The film continues to show Caesar as a chimp that is continuously growing in size, but also curiosity even more so he has an innocence that of a small child. It is quite endearing to see, in large part to the performance given by Serkis. Eventually Caesar sees the next door neighbor acting violently towards Charles and as it is the first act of violence Caesar has seen he acts out to protect Charles. This ends up getting him thrown into a primate facility run by John Landon. It is also quickly revealed that Landon's son mistreats the apes in quite the violent manner. Caesar is quickly bullied by both the staff and his fellow apes in the facility for being different.
Will is also struggling as he begins to lose the two that he loves dearest. His father's Alzheimer's is getting increasingly worse, and knows that he is powerless to help both his father and Caesar. He does what he can, and buries himself in his work to try to perfect the cure. Caesar begins to plan an escape starting with freeing the biggest of all apes in the facility. Doing so, the other apes began to respect him and began to follow him. Before he breaks out with his fellow apes, he breaks into Will's house. Before he does anything he stands at the edge of Will's bed as he stares at Will and Caroline asleep in their bed. At first, the scene can seem menacing due to the change that we've seen in Caesar. He managed to grow from an innocent chimp to an ape that had no intention of being a slave and would go to great extremes to keep it from happening to others of his kind. Instead of the scene being menacing, it is more of Caesar coming to the realization that he doesn't need Will anymore and Will doesn't need him. He also realizes that it is most likely they last time he will be able to see Will and Caroline who are for all intensive purposes his adopted parents. As Caesar begins to leave Will's home, he steals some remaining bottles of the cure. One of the best scenes in the film comes from when Caesar does manage to escape. He has a standoff with Landon's son in which a famous line from the original film appears followed by a huge surprise. I won't say what happens as it would take away from the viewing experience of the incredible scene.
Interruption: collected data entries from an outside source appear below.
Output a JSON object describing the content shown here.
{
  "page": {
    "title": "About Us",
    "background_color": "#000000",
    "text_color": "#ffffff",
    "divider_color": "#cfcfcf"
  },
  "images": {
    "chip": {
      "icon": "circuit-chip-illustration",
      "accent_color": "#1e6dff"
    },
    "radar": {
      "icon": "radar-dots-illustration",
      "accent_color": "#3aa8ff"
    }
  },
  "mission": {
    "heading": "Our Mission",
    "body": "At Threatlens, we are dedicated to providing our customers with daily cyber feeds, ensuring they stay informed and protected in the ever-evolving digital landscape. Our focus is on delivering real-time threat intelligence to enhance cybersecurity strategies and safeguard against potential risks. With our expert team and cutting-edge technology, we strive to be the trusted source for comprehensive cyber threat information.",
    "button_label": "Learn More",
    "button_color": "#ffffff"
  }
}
The film from here on out becomes much more of an action film as Caesar and his apes push through San Francisco to reach the other side of the Golden Gate bridge to live in freedom in the Muir Woods National Monument forest. The Golden Gate sequence is handled very well and is obviously the biggest action sequence throughout the entire film. The apes make it to the other side and eventually make it to Muir Woods where Will meets Caesar. Will sees how Caesar is now at peace as he is free in his natural habitat and is happy for him. The movie also ends on a cliffhanger that sets up a possible sequel. It is also a very intriguing cliffhanger at that.
Rupert Wyatt directed this film, and seeing how it is only his second film, the guy will have a great career in the business. He masterfully handled the special effects and paced the film very well. It moved a bit too fast at moments as it could have done better with some more character development, but overall Wyatt did a fantastic job. Andy Serkis, as I stated before, will hopefully become more recognized from the public for his work due to this film and his others. The one drawback of the film may have just been James Franco's performance, or lack thereof. I continue to believe that he is one of the most overrated actors in Hollywood today.